His brother Robert (also born in Holy Trinity Parish at Clapham, London) on the 14th of December 1823, the first son of James Hook, a bricklayer, and his wife, Mary-Anne (nee Newson) had enlisted into the 13th L.D. on the 30th of October 1843 at the age of 18. His regimental number was 1187. His trade was also that of a groom. Promoted to Cpl. on the 31st of January 1852, he died (the cause of death being "Hoemoplysis. Certified.") [PB: "Haemoptysis"? i.e. coughing up blood caused by e.g. tuberculosis, chronic bronchitis etc] at Hounslow on the 17th of August 1852. His "credits" of £1/3/4d. were handed over to his brother, Alfred Hook, 13th Light Dragoons. He was buried in the churchyard of St. Leonard's at Heston on the 20th of August 1852 at the age of 27 years. (See copy of his death certificate in the 13th Hussar file.)

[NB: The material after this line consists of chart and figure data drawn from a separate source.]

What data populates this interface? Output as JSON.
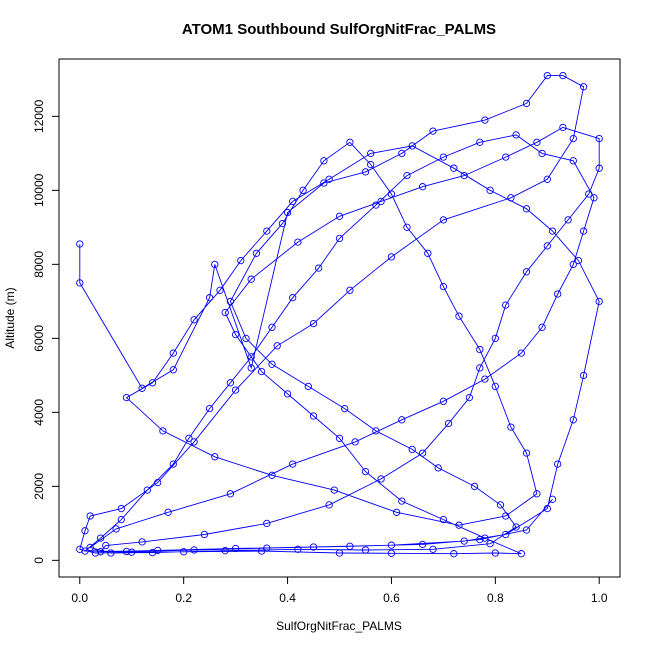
{
  "chart_data": {
    "type": "line",
    "markers": "open-circle",
    "title": "ATOM1 Southbound SulfOrgNitFrac_PALMS",
    "xlabel": "SulfOrgNitFrac_PALMS",
    "ylabel": "Altitude (m)",
    "xlim": [
      -0.04,
      1.04
    ],
    "ylim": [
      -450,
      13550
    ],
    "x_ticks": [
      0.0,
      0.2,
      0.4,
      0.6,
      0.8,
      1.0
    ],
    "x_tick_labels": [
      "0.0",
      "0.2",
      "0.4",
      "0.6",
      "0.8",
      "1.0"
    ],
    "y_ticks": [
      0,
      2000,
      4000,
      6000,
      8000,
      10000,
      12000
    ],
    "y_tick_labels": [
      "0",
      "2000",
      "4000",
      "6000",
      "8000",
      "10000",
      "12000"
    ],
    "grid": false,
    "legend": "none",
    "color": "#0000ff",
    "series": [
      {
        "points": [
          [
            0.0,
            8550
          ],
          [
            0.0,
            7500
          ],
          [
            0.12,
            4650
          ],
          [
            0.18,
            5150
          ],
          [
            0.25,
            7100
          ],
          [
            0.26,
            8000
          ],
          [
            0.33,
            5200
          ],
          [
            0.4,
            9400
          ],
          [
            0.47,
            10200
          ],
          [
            0.55,
            10500
          ],
          [
            0.62,
            11000
          ],
          [
            0.68,
            11600
          ],
          [
            0.78,
            11900
          ],
          [
            0.86,
            12350
          ],
          [
            0.9,
            13100
          ],
          [
            0.93,
            13100
          ],
          [
            0.97,
            12800
          ],
          [
            0.95,
            11400
          ],
          [
            0.9,
            10300
          ],
          [
            0.83,
            9800
          ],
          [
            0.7,
            9200
          ],
          [
            0.6,
            8200
          ],
          [
            0.52,
            7300
          ],
          [
            0.45,
            6400
          ],
          [
            0.38,
            5800
          ],
          [
            0.3,
            4600
          ],
          [
            0.22,
            3200
          ],
          [
            0.15,
            2100
          ],
          [
            0.08,
            1400
          ],
          [
            0.02,
            1200
          ],
          [
            0.01,
            800
          ],
          [
            0.0,
            300
          ],
          [
            0.03,
            200
          ],
          [
            0.1,
            220
          ],
          [
            0.2,
            230
          ],
          [
            0.35,
            250
          ],
          [
            0.5,
            200
          ],
          [
            0.6,
            190
          ],
          [
            0.72,
            180
          ],
          [
            0.8,
            200
          ],
          [
            0.85,
            180
          ],
          [
            0.78,
            600
          ],
          [
            0.7,
            1100
          ],
          [
            0.62,
            1600
          ],
          [
            0.55,
            2400
          ],
          [
            0.5,
            3300
          ],
          [
            0.45,
            3900
          ],
          [
            0.4,
            4500
          ],
          [
            0.35,
            5100
          ],
          [
            0.3,
            6100
          ],
          [
            0.28,
            6700
          ],
          [
            0.33,
            7600
          ],
          [
            0.42,
            8600
          ],
          [
            0.5,
            9300
          ],
          [
            0.58,
            9700
          ],
          [
            0.66,
            10100
          ],
          [
            0.74,
            10400
          ],
          [
            0.82,
            10900
          ],
          [
            0.88,
            11300
          ],
          [
            0.93,
            11700
          ],
          [
            1.0,
            11400
          ],
          [
            1.0,
            10600
          ],
          [
            0.98,
            9900
          ],
          [
            0.94,
            9200
          ],
          [
            0.9,
            8500
          ],
          [
            0.86,
            7800
          ],
          [
            0.82,
            6900
          ],
          [
            0.8,
            6000
          ],
          [
            0.77,
            5200
          ],
          [
            0.75,
            4400
          ],
          [
            0.71,
            3700
          ],
          [
            0.66,
            2900
          ],
          [
            0.58,
            2200
          ],
          [
            0.48,
            1500
          ],
          [
            0.36,
            1000
          ],
          [
            0.24,
            700
          ],
          [
            0.12,
            500
          ],
          [
            0.05,
            400
          ],
          [
            0.04,
            230
          ],
          [
            0.15,
            270
          ],
          [
            0.3,
            320
          ],
          [
            0.45,
            360
          ],
          [
            0.6,
            410
          ],
          [
            0.74,
            520
          ],
          [
            0.82,
            700
          ],
          [
            0.9,
            1400
          ],
          [
            0.92,
            2600
          ],
          [
            0.95,
            3800
          ],
          [
            0.97,
            5000
          ],
          [
            1.0,
            7000
          ],
          [
            0.96,
            8100
          ],
          [
            0.91,
            8900
          ],
          [
            0.86,
            9500
          ],
          [
            0.79,
            10000
          ],
          [
            0.72,
            10600
          ],
          [
            0.64,
            11200
          ],
          [
            0.56,
            11000
          ],
          [
            0.48,
            10300
          ],
          [
            0.41,
            9700
          ],
          [
            0.36,
            8900
          ],
          [
            0.31,
            8100
          ],
          [
            0.27,
            7300
          ],
          [
            0.22,
            6500
          ],
          [
            0.18,
            5600
          ],
          [
            0.14,
            4800
          ],
          [
            0.09,
            4400
          ],
          [
            0.16,
            3500
          ],
          [
            0.26,
            2800
          ],
          [
            0.37,
            2300
          ],
          [
            0.49,
            1900
          ],
          [
            0.61,
            1300
          ],
          [
            0.73,
            950
          ],
          [
            0.82,
            1200
          ],
          [
            0.88,
            1800
          ],
          [
            0.86,
            2900
          ],
          [
            0.83,
            3600
          ],
          [
            0.8,
            4700
          ],
          [
            0.77,
            5700
          ],
          [
            0.73,
            6600
          ],
          [
            0.7,
            7400
          ],
          [
            0.67,
            8300
          ],
          [
            0.63,
            9000
          ],
          [
            0.6,
            9900
          ],
          [
            0.56,
            10700
          ],
          [
            0.52,
            11300
          ],
          [
            0.47,
            10800
          ],
          [
            0.43,
            10000
          ],
          [
            0.39,
            9100
          ],
          [
            0.34,
            8300
          ],
          [
            0.29,
            7000
          ],
          [
            0.32,
            6000
          ],
          [
            0.37,
            5300
          ],
          [
            0.44,
            4700
          ],
          [
            0.51,
            4100
          ],
          [
            0.57,
            3500
          ],
          [
            0.64,
            3000
          ],
          [
            0.69,
            2500
          ],
          [
            0.76,
            2000
          ],
          [
            0.81,
            1500
          ],
          [
            0.84,
            900
          ],
          [
            0.79,
            450
          ],
          [
            0.68,
            300
          ],
          [
            0.55,
            280
          ],
          [
            0.42,
            300
          ],
          [
            0.28,
            260
          ],
          [
            0.14,
            210
          ],
          [
            0.06,
            200
          ],
          [
            0.02,
            350
          ],
          [
            0.07,
            850
          ],
          [
            0.17,
            1300
          ],
          [
            0.29,
            1800
          ],
          [
            0.41,
            2600
          ],
          [
            0.53,
            3200
          ],
          [
            0.62,
            3800
          ],
          [
            0.7,
            4300
          ],
          [
            0.78,
            4900
          ],
          [
            0.85,
            5600
          ],
          [
            0.89,
            6300
          ],
          [
            0.92,
            7200
          ],
          [
            0.95,
            8000
          ],
          [
            0.97,
            8900
          ],
          [
            0.99,
            9800
          ],
          [
            0.95,
            10800
          ],
          [
            0.89,
            11000
          ],
          [
            0.84,
            11500
          ],
          [
            0.77,
            11300
          ],
          [
            0.7,
            10900
          ],
          [
            0.63,
            10400
          ],
          [
            0.57,
            9600
          ],
          [
            0.5,
            8700
          ],
          [
            0.46,
            7900
          ],
          [
            0.41,
            7100
          ],
          [
            0.37,
            6300
          ],
          [
            0.33,
            5500
          ],
          [
            0.29,
            4800
          ],
          [
            0.25,
            4100
          ],
          [
            0.21,
            3300
          ],
          [
            0.18,
            2600
          ],
          [
            0.13,
            1900
          ],
          [
            0.08,
            1100
          ],
          [
            0.04,
            600
          ],
          [
            0.01,
            250
          ],
          [
            0.09,
            240
          ],
          [
            0.22,
            280
          ],
          [
            0.36,
            330
          ],
          [
            0.52,
            380
          ],
          [
            0.66,
            430
          ],
          [
            0.77,
            560
          ],
          [
            0.86,
            820
          ],
          [
            0.91,
            1650
          ]
        ]
      }
    ]
  }
}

Newson Hook was born at Clapham on the 4th of August 1841 and enlisted as No. 562 into the 58th Foot at Westminster on the 4th of August 1859 at the age of 18 years. He was a labourer by trade. On the 11th of March 1864 he purchased his discharge at Newry, Ireland, for the sum of £20 under the authority of the Adjutant General's Office at Dublin, dated the 7th of March 1864, his conduct was classed as "Very good" and was in possession of one G.C badge. (See copy of his discharge document in the 13th Hussar file.) He intended to live at Clapham, Surrey, but after marrying Mary Pentney Knight at Battersea in June 1866 emigrated to Canada in May 1870. Here he died on the 20th of March 1926. It was his fourth child, Alfred George. who became the grandfather of Mrs. Jo-Anne Ward.
A portrait exists in the family of him dressed in the uniform of a colour-sergeant of the 58th Foot, something which he never was and probably an example of "studio-props" and a desire to impress. (See copy of this in the 13th Hussar file). Two other pictures (one said to have been taken at Frazer and Anderson's Studio, High Street, Perth (which opened for business in 1851) and another with no indication on the reverse, exist, and either one of those pictured could be Alfred or Robert Hook.
Their father, James Hook, a bricklayer, died in 1849 of "T.B.". Their mother, Mary Ann (nee Newson), remarried the following year.